Day 3 begins with a continuation of data visualization. We will learn how to create more sophisticated graphs from STATA. Students will be introduced to more advanced visualization tools and options such as title and subtitle, axis label, marker label, color control and etc. We will then move on with data analysis and prediction, whereby we will learn how to generate summary statistics, how to run an OLS regression, how to conduct a t-test for two sample means and how to perform in-sample predictions. Finally, we will learn how to generate beautiful regression tables that look like those in published journal articles. Like Day 2, the last 90-minute session will be reserved for self-study, practice, clarifying doubts and possibly completing an assignment. Thus, students are encouraged to bring their own data which they want to analyze for their research.

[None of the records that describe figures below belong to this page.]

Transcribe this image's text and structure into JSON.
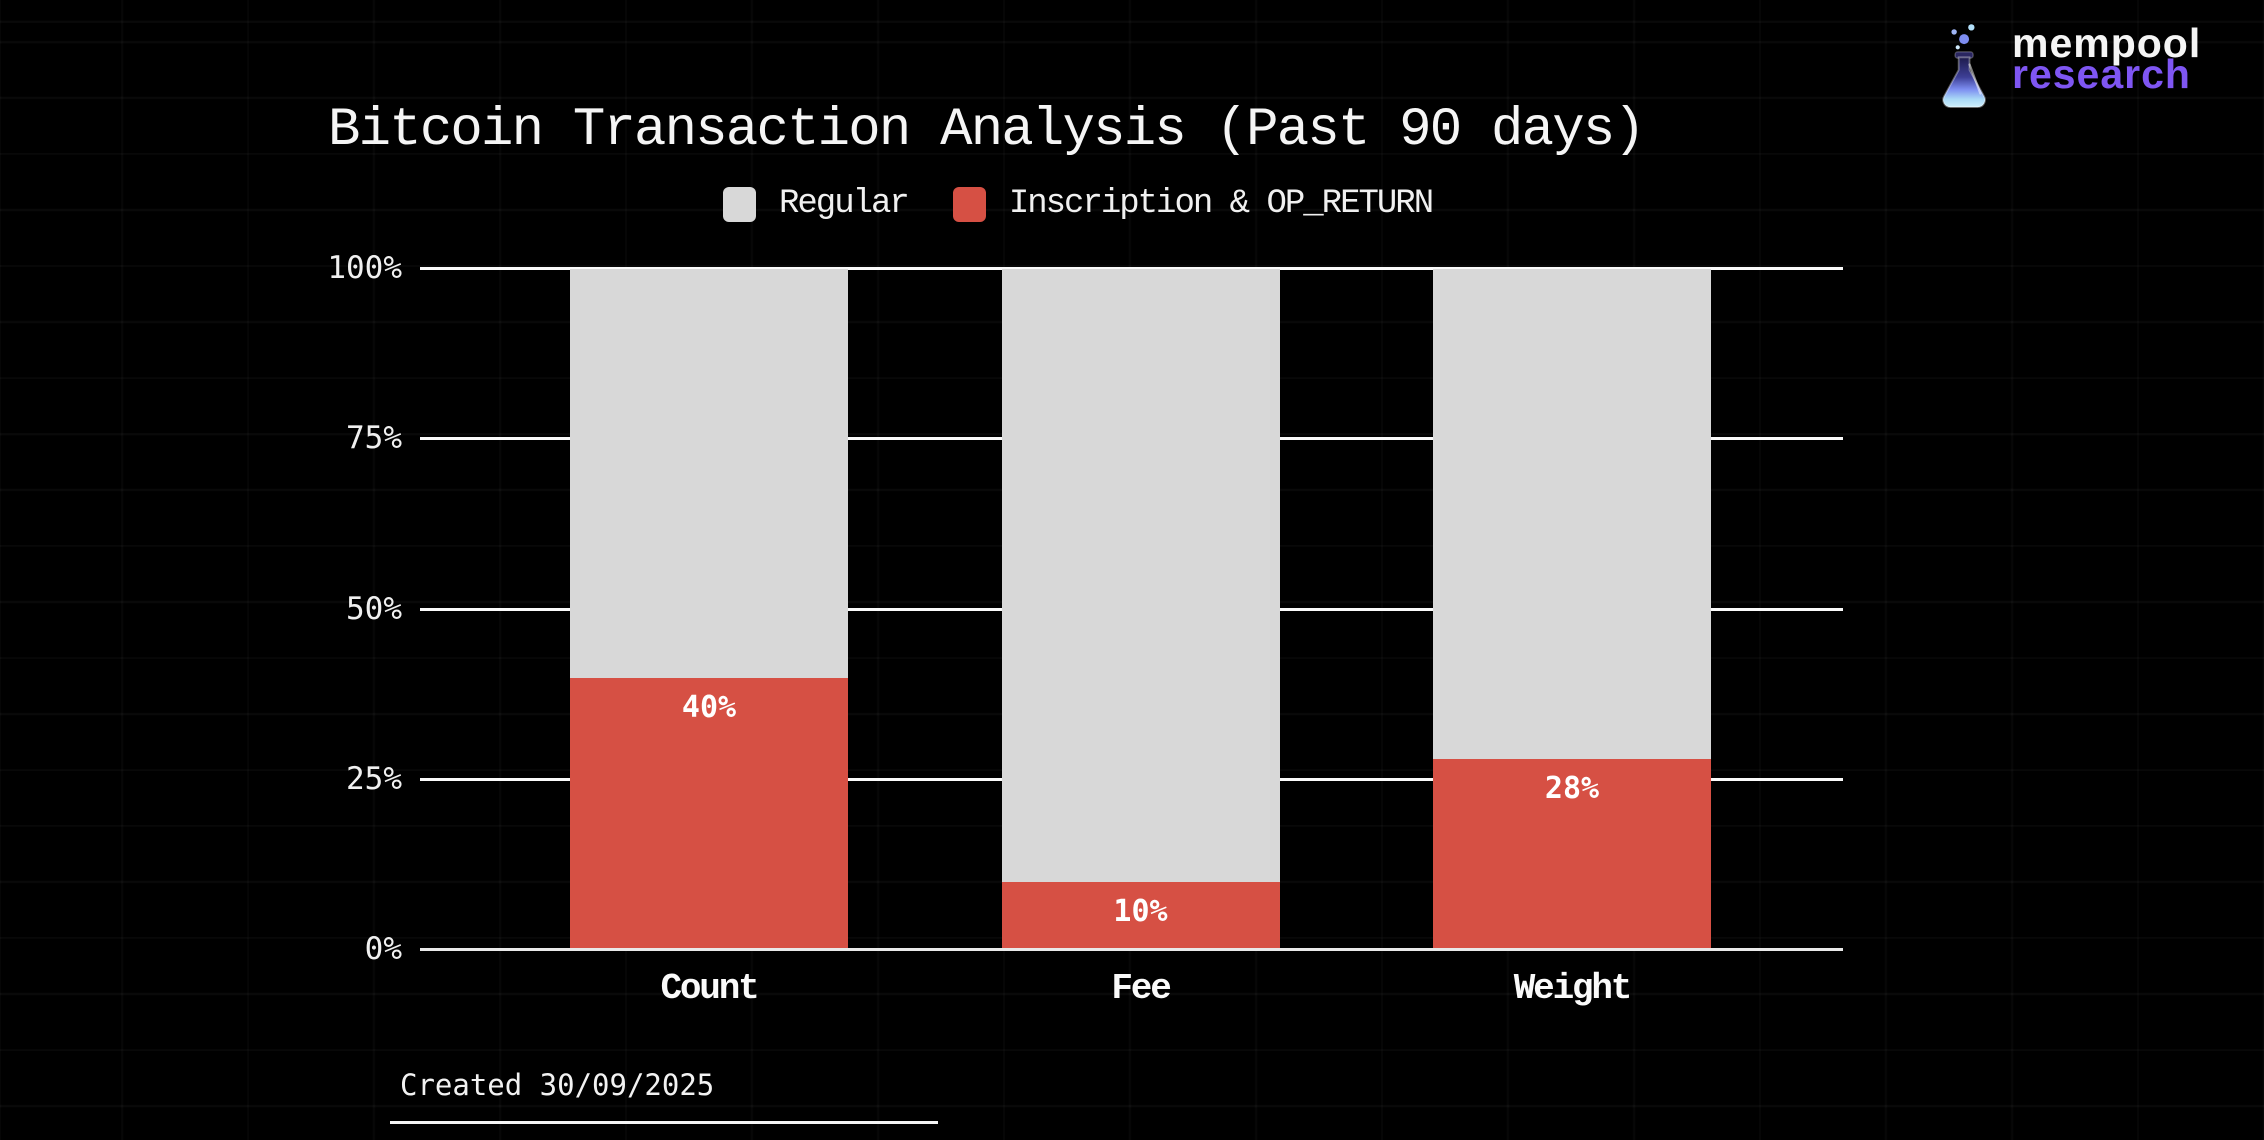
{
  "page": {
    "background": "#000000"
  },
  "header": {
    "title": "Bitcoin Transaction Analysis (Past 90 days)"
  },
  "logo": {
    "line1": "mempool",
    "line2": "research",
    "line1_color": "#f5f5f5",
    "line2_color": "#7f56f3",
    "icon": "flask-icon"
  },
  "legend": [
    {
      "label": "Regular",
      "color": "#d8d8d8"
    },
    {
      "label": "Inscription & OP_RETURN",
      "color": "#d65044"
    }
  ],
  "footer": {
    "created": "Created 30/09/2025"
  },
  "chart_data": {
    "type": "bar",
    "stacked": true,
    "title": "Bitcoin Transaction Analysis (Past 90 days)",
    "categories": [
      "Count",
      "Fee",
      "Weight"
    ],
    "series": [
      {
        "name": "Regular",
        "color": "#d8d8d8",
        "values": [
          60,
          90,
          72
        ]
      },
      {
        "name": "Inscription & OP_RETURN",
        "color": "#d65044",
        "values": [
          40,
          10,
          28
        ]
      }
    ],
    "bar_labels": [
      "40%",
      "10%",
      "28%"
    ],
    "yticks": [
      "0%",
      "25%",
      "50%",
      "75%",
      "100%"
    ],
    "ytick_values": [
      0,
      25,
      50,
      75,
      100
    ],
    "ylim": [
      0,
      100
    ],
    "xlabel": "",
    "ylabel": "",
    "grid": true,
    "grid_color": "#fafafa",
    "legend_position": "top",
    "background": "#000000"
  }
}
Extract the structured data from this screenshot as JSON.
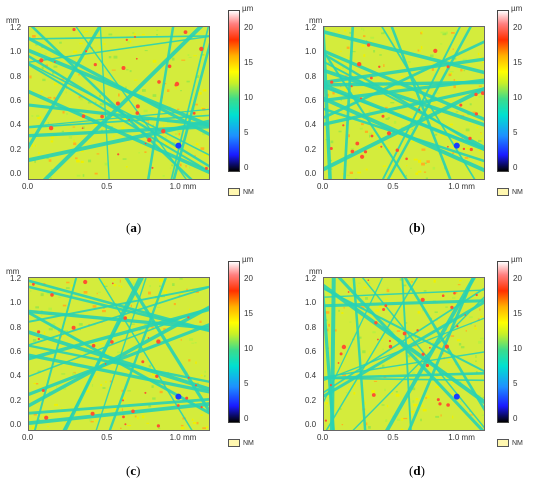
{
  "panels": [
    {
      "id": "a",
      "caption_letter": "a",
      "y_unit": "mm",
      "x_unit": "mm",
      "cbar_unit": "µm",
      "y_ticks": [
        "1.2",
        "1.0",
        "0.8",
        "0.6",
        "0.4",
        "0.2",
        "0.0"
      ],
      "x_ticks": [
        "0.0",
        "0.5",
        "1.0 mm"
      ],
      "cbar_ticks": [
        "20",
        "15",
        "10",
        "5",
        "0"
      ],
      "legend": "NM"
    },
    {
      "id": "b",
      "caption_letter": "b",
      "y_unit": "mm",
      "x_unit": "mm",
      "cbar_unit": "µm",
      "y_ticks": [
        "1.2",
        "1.0",
        "0.8",
        "0.6",
        "0.4",
        "0.2",
        "0.0"
      ],
      "x_ticks": [
        "0.0",
        "0.5",
        "1.0 mm"
      ],
      "cbar_ticks": [
        "20",
        "15",
        "10",
        "5",
        "0"
      ],
      "legend": "NM"
    },
    {
      "id": "c",
      "caption_letter": "c",
      "y_unit": "mm",
      "x_unit": "mm",
      "cbar_unit": "µm",
      "y_ticks": [
        "1.2",
        "1.0",
        "0.8",
        "0.6",
        "0.4",
        "0.2",
        "0.0"
      ],
      "x_ticks": [
        "0.0",
        "0.5",
        "1.0 mm"
      ],
      "cbar_ticks": [
        "20",
        "15",
        "10",
        "5",
        "0"
      ],
      "legend": "NM"
    },
    {
      "id": "d",
      "caption_letter": "d",
      "y_unit": "mm",
      "x_unit": "mm",
      "cbar_unit": "µm",
      "y_ticks": [
        "1.2",
        "1.0",
        "0.8",
        "0.6",
        "0.4",
        "0.2",
        "0.0"
      ],
      "x_ticks": [
        "0.0",
        "0.5",
        "1.0 mm"
      ],
      "cbar_ticks": [
        "20",
        "15",
        "10",
        "5",
        "0"
      ],
      "legend": "NM"
    }
  ],
  "colors": {
    "background": "#d4ec3c",
    "grooves": "#28d2b4",
    "deep": "#1a3cff",
    "peaks": "#ff5030",
    "nm": "#fff7b0"
  }
}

Note from the Academic Convenors to prospective participants: by registering to this course, you certify that you possess the prerequisite knowledge that is requested to be able to follow this course. The instructor will not teach again these prerequisite items. If you doubt whether you possess that knowledge to a sufficient extent, we suggest you contact the instructor before you proceed to your registration.

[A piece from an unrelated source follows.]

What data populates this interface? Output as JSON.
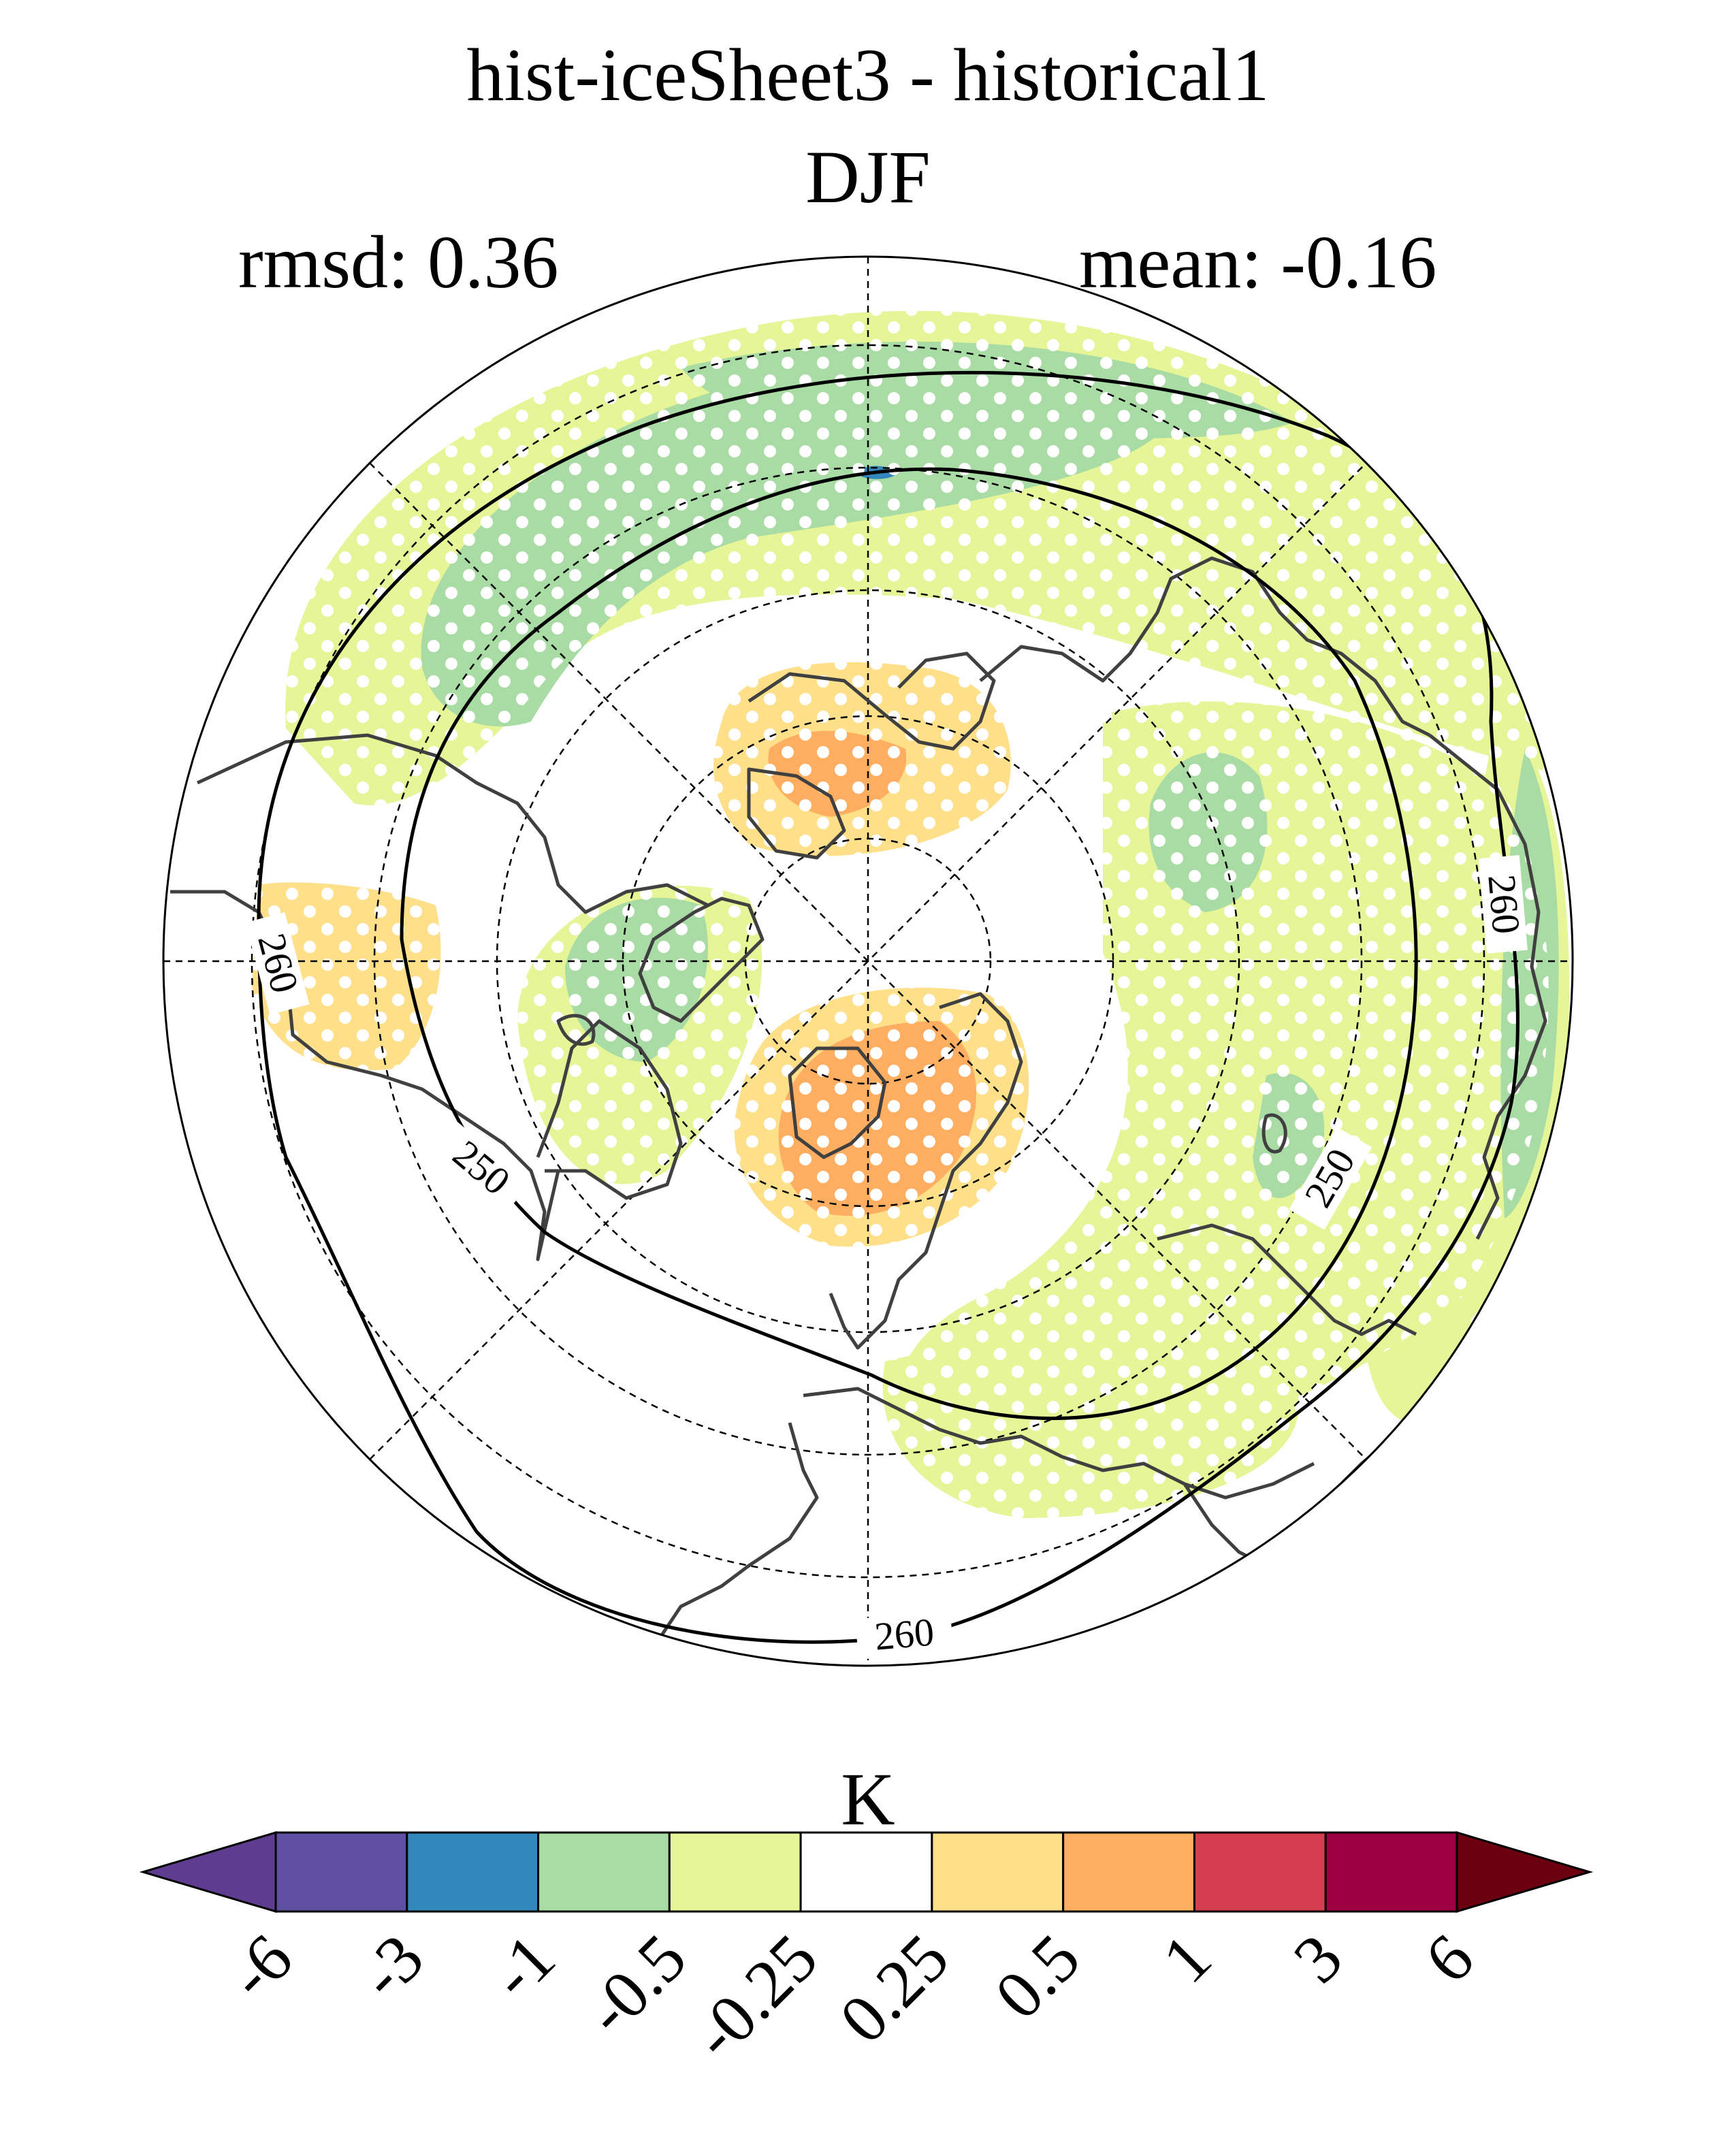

This course requires no prior experience with STATA or any other statistical software/programming language. However, participants are expected to have basic theoretical knowledge of statistical concepts and OLS regression. This course is best designed for students who have completed an introductory course on statistical analysis but have not got a chance to carry out the analyses using a statistical software.

Day Topic Details
Thursday Introduce the STATA working environment; Create and save data set; Data management
Friday Descriptive statistics; Graphical visualization; Measures of association
Saturday Hypothesis testing/t-test; Regression analysis
1 Getting to know STATA

Input data into STATA, basic syntax and mathematical calculations.

3 Data visualization (more advanced), analysis and prediction

How to:

  • create more sophisticated graphs
  • generate summary statistics
  • run OLS regressions
  • conduct t-tests of two sample means
  • make predictions
  • generate regression tables
2 Data manipulating and visualization

How to:

  • label variables and data values;
  • generate new variables and change existing values;
  • order variables and sort data;
  • merge and append datasets;
  • create basic graphs.
Day Readings
1

Cameron, Adrian Colin and Pravin K. Trivedi. Microeconometrics Using Stata. College Station, TX: Stata Press, 2009. Chapter 2.1-2.3, pp. 29-37

2

Cameron, Adrian Colin and Pravin K. Trivedi. Microeconometrics Using Stata. College Station, TX: Stata Press, 2009. Chapter 2.4-2.6, pp. 38-68

3

Cameron, Adrian Colin and Pravin K. Trivedi. Microeconometrics Using Stata. College Station, TX: Stata Press, 2009. Chapter 3, pp. 71-112

Software Requirements

Stata 15

Hardware Requirements

None - this course will be taught in a lab.